Tuesday, March 6, 2012

Intelligence report finds only 16% of released Guatanamo detainees rejoin fighting


Kimberly Dozier, The Associated Press
Mar 06, 2012
WASHINGTON - The Director of National Intelligence said Monday that far fewer detainees released from Guantanamo Bay rejoined terrorist activities than previously reported.
In a new report, the intelligence office says just under 16 per cent of detainees released — 95 out of 600 — were confirmed to re-offend. Some 12 per cent more — about 72 detainees — are suspected of having rejoined terror groups, and are being watched.
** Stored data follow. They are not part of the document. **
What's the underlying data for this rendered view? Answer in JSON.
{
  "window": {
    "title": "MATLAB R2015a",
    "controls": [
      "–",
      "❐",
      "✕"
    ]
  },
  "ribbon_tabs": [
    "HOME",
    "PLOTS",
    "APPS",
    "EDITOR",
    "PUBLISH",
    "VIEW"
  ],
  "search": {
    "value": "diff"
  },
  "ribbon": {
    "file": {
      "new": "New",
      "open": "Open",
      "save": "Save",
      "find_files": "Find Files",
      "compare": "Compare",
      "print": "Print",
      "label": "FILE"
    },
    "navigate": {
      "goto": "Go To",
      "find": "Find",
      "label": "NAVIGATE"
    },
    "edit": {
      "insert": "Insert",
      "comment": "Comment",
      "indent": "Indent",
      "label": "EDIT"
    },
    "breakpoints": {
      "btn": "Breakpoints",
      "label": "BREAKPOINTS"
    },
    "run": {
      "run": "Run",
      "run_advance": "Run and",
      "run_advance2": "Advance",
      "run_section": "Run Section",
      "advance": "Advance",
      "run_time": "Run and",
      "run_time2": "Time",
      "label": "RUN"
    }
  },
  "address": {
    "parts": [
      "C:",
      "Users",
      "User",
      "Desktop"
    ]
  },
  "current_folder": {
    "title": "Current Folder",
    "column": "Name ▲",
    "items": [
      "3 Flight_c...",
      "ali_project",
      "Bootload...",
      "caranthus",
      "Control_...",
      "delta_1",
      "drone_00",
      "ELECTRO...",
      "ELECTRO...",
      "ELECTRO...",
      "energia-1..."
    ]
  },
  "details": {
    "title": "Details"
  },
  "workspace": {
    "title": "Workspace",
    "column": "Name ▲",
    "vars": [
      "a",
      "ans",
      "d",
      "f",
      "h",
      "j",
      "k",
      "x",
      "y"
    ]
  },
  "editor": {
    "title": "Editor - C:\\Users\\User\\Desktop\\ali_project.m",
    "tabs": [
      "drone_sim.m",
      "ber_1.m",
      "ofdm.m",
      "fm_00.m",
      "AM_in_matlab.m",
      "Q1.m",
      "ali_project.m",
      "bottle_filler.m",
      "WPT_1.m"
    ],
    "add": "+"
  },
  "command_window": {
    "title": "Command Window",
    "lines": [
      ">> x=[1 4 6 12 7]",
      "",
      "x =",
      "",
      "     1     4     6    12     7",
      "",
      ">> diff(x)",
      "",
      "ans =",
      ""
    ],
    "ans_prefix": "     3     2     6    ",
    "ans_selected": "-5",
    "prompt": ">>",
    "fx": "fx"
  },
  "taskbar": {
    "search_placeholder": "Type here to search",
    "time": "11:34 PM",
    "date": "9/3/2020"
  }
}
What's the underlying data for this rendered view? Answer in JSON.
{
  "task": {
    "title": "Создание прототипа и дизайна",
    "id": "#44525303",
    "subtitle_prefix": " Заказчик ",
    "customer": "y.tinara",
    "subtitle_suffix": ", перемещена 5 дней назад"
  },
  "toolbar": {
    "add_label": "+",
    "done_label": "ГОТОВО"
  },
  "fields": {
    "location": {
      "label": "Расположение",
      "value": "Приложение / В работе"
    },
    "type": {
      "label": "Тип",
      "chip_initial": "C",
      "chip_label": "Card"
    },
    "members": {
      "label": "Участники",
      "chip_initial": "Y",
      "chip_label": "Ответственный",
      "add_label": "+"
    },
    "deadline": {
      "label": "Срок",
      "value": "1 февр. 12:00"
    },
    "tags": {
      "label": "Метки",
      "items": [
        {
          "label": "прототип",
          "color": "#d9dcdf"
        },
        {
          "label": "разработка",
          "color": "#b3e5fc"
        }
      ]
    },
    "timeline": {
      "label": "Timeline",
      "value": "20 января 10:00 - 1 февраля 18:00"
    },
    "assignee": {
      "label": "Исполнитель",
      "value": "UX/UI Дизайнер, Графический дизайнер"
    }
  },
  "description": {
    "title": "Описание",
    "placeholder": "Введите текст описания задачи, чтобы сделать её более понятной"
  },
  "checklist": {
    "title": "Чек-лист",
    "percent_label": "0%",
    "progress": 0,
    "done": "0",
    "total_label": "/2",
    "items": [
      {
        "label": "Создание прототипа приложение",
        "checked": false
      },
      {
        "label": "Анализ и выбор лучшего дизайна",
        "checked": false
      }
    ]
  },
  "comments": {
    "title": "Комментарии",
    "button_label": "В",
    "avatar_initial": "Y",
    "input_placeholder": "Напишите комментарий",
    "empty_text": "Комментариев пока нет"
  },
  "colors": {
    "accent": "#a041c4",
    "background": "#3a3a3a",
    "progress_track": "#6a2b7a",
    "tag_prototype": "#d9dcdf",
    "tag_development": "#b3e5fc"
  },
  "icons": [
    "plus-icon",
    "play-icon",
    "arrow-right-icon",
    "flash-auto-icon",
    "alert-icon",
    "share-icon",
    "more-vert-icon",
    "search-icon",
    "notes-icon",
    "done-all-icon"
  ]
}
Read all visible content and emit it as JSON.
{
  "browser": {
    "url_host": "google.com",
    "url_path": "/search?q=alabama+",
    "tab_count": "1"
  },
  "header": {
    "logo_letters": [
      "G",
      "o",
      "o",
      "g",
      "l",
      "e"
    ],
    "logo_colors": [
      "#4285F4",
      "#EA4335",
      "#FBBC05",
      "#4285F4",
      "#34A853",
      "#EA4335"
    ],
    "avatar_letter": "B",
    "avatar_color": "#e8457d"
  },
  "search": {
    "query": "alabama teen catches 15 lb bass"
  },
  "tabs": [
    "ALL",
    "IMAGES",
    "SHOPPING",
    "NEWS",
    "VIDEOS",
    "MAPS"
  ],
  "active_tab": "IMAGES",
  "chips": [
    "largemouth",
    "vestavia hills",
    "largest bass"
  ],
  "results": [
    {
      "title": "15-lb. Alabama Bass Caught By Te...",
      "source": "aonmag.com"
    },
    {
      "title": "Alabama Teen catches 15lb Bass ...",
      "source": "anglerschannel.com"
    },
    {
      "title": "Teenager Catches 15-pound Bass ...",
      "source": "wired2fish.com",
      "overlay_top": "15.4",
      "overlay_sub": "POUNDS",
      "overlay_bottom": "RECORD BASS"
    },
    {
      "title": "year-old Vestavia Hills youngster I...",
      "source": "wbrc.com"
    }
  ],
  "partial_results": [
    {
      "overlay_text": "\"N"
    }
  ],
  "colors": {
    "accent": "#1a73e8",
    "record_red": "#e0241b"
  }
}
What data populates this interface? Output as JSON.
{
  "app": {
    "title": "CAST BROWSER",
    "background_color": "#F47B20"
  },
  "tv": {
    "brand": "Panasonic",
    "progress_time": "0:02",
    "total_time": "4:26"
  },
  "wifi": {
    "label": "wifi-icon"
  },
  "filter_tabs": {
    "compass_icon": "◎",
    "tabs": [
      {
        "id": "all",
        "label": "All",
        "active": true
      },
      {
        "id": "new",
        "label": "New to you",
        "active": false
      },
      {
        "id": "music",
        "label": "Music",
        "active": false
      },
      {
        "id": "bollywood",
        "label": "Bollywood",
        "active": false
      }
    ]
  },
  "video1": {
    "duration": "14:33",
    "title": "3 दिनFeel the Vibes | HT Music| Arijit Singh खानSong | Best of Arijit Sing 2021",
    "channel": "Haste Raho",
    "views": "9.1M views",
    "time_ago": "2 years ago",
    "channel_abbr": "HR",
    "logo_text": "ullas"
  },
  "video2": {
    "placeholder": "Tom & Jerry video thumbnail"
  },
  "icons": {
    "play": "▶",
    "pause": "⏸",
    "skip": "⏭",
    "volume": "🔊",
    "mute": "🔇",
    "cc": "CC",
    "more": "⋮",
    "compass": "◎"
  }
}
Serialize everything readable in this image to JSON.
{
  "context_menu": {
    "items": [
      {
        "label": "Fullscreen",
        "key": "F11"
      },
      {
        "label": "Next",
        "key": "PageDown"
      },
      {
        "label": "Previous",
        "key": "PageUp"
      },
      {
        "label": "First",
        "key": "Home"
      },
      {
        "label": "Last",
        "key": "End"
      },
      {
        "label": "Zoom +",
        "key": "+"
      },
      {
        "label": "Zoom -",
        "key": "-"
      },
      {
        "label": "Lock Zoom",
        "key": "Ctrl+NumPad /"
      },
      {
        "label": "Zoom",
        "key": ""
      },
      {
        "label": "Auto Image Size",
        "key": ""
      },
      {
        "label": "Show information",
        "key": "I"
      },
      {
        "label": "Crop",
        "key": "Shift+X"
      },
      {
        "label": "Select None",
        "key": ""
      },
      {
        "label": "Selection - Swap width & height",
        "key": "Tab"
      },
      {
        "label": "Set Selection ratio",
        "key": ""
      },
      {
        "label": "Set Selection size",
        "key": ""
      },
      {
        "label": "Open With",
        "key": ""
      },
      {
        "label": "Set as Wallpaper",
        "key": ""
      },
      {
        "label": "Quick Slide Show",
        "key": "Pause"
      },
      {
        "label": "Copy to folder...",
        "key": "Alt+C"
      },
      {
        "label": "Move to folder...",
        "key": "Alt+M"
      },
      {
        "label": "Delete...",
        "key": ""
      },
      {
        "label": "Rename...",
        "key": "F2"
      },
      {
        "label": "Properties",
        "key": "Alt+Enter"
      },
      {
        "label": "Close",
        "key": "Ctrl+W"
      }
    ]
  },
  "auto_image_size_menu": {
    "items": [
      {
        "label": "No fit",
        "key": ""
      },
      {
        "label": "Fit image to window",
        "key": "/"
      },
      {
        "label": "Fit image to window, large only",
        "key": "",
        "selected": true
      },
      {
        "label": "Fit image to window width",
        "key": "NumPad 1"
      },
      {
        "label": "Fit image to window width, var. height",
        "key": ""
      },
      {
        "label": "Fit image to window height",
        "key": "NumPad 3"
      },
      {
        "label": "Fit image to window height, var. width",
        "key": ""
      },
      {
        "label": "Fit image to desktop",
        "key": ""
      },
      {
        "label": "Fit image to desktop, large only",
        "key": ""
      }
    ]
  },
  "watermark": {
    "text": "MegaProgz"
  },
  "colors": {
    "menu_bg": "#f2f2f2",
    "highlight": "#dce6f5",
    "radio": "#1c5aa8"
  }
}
It is the first time the intelligence community provided that level of detail, says Pentagon spokesman Todd Breasseale.
A Republican congressional report in February added those two figures together, coming up with a much more dramatic rate of 27 per cent of the roughly 600 detainees released returning to the battlefield.
The Republicans on a House Armed Services subcommittee cited Pentagon figures, because that was what was available at the time, Breasseale said.
This new report says that while the Pentagon has found what it considers clear proof that some detainees reunited with al-Qaida or other terror groups, an almost equal number are on a de factor watch list, their behaviour and who the associate with being tracked at almost all times. Breasseale would not say how the detainees are being monitored.
The intelligence report does warn that detainees released to countries that are unstable are more likely to re-offend, an apparent reference to those released in Yemen. It also warns that if additional detainees out of the 171 left are released "without conditions...some will re-engage in terrorist or insurgent activity." The report does not go into what conditions are needed to keep a watch on the suspects or on a statistical basis how likely the detainees are to re-offend.

1 comment:

  1. If those figures are an indication for anything, they indicate how many of those detainees were innocent in the first place. Even the 16%, or at least a majority of them, might be those who turned to terrorists AFTER their release and BECAUSE of their bad experience in Guantanamo, since sometimes, some people who are punished for things they did not do chooses to do them afterwards to spite those who punished them.